Com o aumento do diesel, a tendência é de repasse gradual para diversos setores da economia, elevando preços em supermercados, serviços e produtos industrializados. Esse efeito em cadeia aumenta a pressão sobre o Índice Nacional de Preços ao Consumidor Amplo (IPCA), principal indicador de inflação do país.
O próprio governo reconheceu que o conflito internacional deve influenciar negativamente os preços internos, admitindo que a guerra deve gerar reflexos diretos na inflação. Especialistas do mercado financeiro, por sua vez, já avaliam que o IPCA pode ultrapassar o limite de tolerância estabelecido, o que aumenta o risco de o Banco Central adotar uma postura mais cautelosa.

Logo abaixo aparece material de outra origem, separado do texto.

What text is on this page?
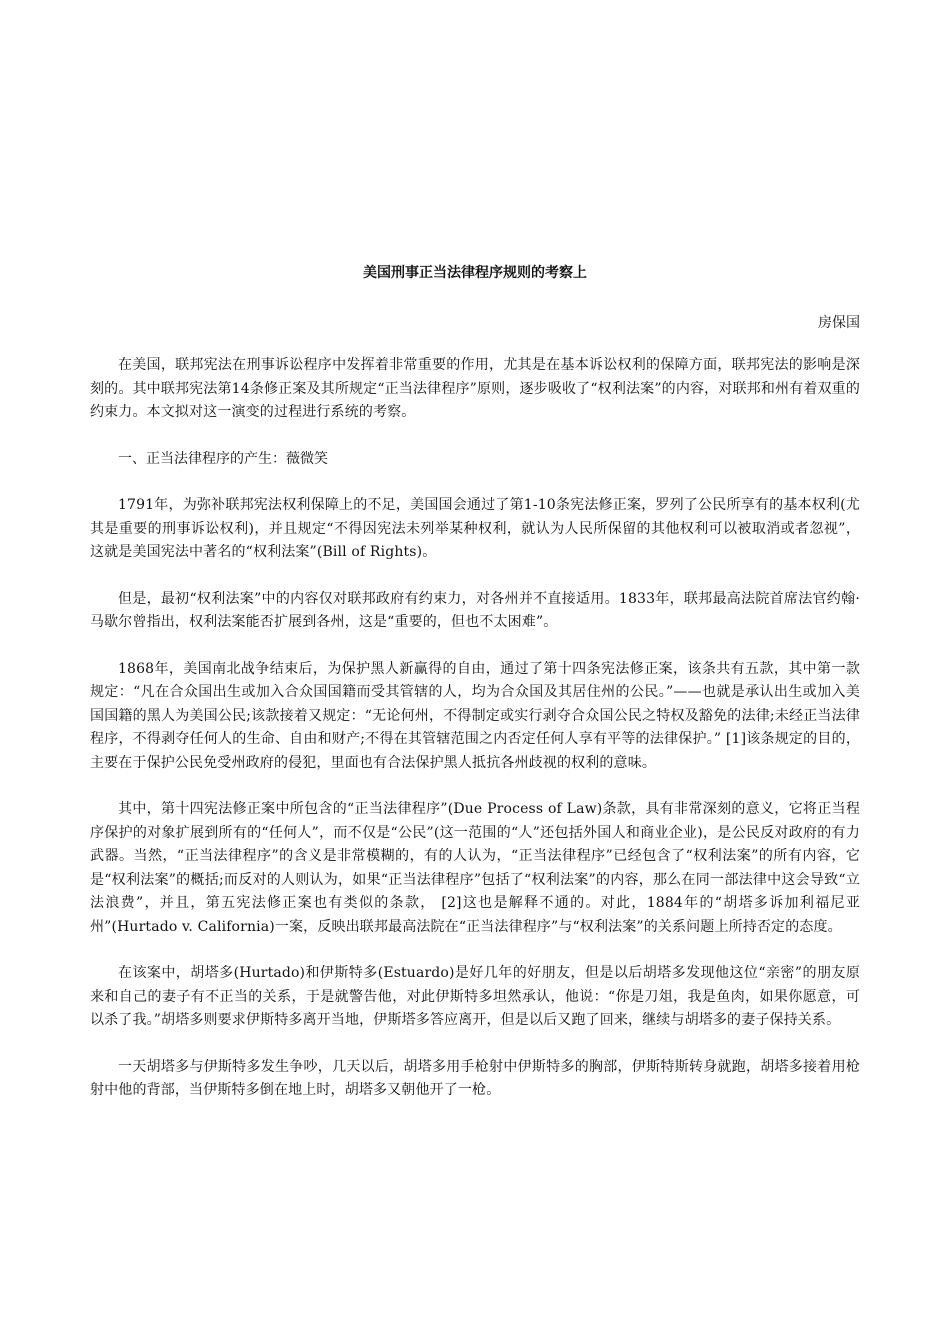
美国刑事正当法律程序规则的考察上
房保国

在美国，联邦宪法在刑事诉讼程序中发挥着非常重要的作用，尤其是在基本诉讼权利的保障方面，联邦宪法的影响是深刻的。其中联邦宪法第14条修正案及其所规定“正当法律程序”原则，逐步吸收了“权利法案”的内容，对联邦和州有着双重的约束力。本文拟对这一演变的过程进行系统的考察。

一、正当法律程序的产生：薇微笑

1791年，为弥补联邦宪法权利保障上的不足，美国国会通过了第1-10条宪法修正案，罗列了公民所享有的基本权利(尤其是重要的刑事诉讼权利)，并且规定“不得因宪法未列举某种权利，就认为人民所保留的其他权利可以被取消或者忽视”，这就是美国宪法中著名的“权利法案”(Bill of Rights)。

但是，最初“权利法案”中的内容仅对联邦政府有约束力，对各州并不直接适用。1833年，联邦最高法院首席法官约翰·马歇尔曾指出，权利法案能否扩展到各州，这是“重要的，但也不太困难”。

1868年，美国南北战争结束后，为保护黑人新赢得的自由，通过了第十四条宪法修正案，该条共有五款，其中第一款规定：“凡在合众国出生或加入合众国国籍而受其管辖的人，均为合众国及其居住州的公民。”——也就是承认出生或加入美国国籍的黑人为美国公民;该款接着又规定：“无论何州，不得制定或实行剥夺合众国公民之特权及豁免的法律;未经正当法律程序，不得剥夺任何人的生命、自由和财产;不得在其管辖范围之内否定任何人享有平等的法律保护。” [1]该条规定的目的，主要在于保护公民免受州政府的侵犯，里面也有合法保护黑人抵抗各州歧视的权利的意味。

其中，第十四宪法修正案中所包含的“正当法律程序”(Due Process of Law)条款，具有非常深刻的意义，它将正当程序保护的对象扩展到所有的“任何人”，而不仅是“公民”(这一范围的“人”还包括外国人和商业企业)，是公民反对政府的有力武器。当然，“正当法律程序”的含义是非常模糊的，有的人认为，“正当法律程序”已经包含了“权利法案”的所有内容，它是“权利法案”的概括;而反对的人则认为，如果“正当法律程序”包括了“权利法案”的内容，那么在同一部法律中这会导致“立法浪费”，并且，第五宪法修正案也有类似的条款， [2]这也是解释不通的。对此，1884年的“胡塔多诉加利福尼亚州”(Hurtado v. California)一案，反映出联邦最高法院在“正当法律程序”与“权利法案”的关系问题上所持否定的态度。

在该案中，胡塔多(Hurtado)和伊斯特多(Estuardo)是好几年的好朋友，但是以后胡塔多发现他这位“亲密”的朋友原来和自己的妻子有不正当的关系，于是就警告他，对此伊斯特多坦然承认，他说：“你是刀俎，我是鱼肉，如果你愿意，可以杀了我。”胡塔多则要求伊斯特多离开当地，伊斯塔多答应离开，但是以后又跑了回来，继续与胡塔多的妻子保持关系。

一天胡塔多与伊斯特多发生争吵，几天以后，胡塔多用手枪射中伊斯特多的胸部，伊斯特斯转身就跑，胡塔多接着用枪射中他的背部，当伊斯特多倒在地上时，胡塔多又朝他开了一枪。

Com a inflação em alta, cresce a possibilidade de que o ciclo de queda da Selic seja mais curto do que o esperado, já que juros mais baixos podem estimular o consumo e aumentar ainda mais a pressão inflacionária.
Diante desse cenário, economistas alertam que, enquanto os combustíveis permanecerem em trajetória de alta, o Brasil seguirá enfrentando dificuldades para equilibrar inflação, crescimento econômico e redução de juros, mantendo a incerteza sobre os próximos passos da política monetária.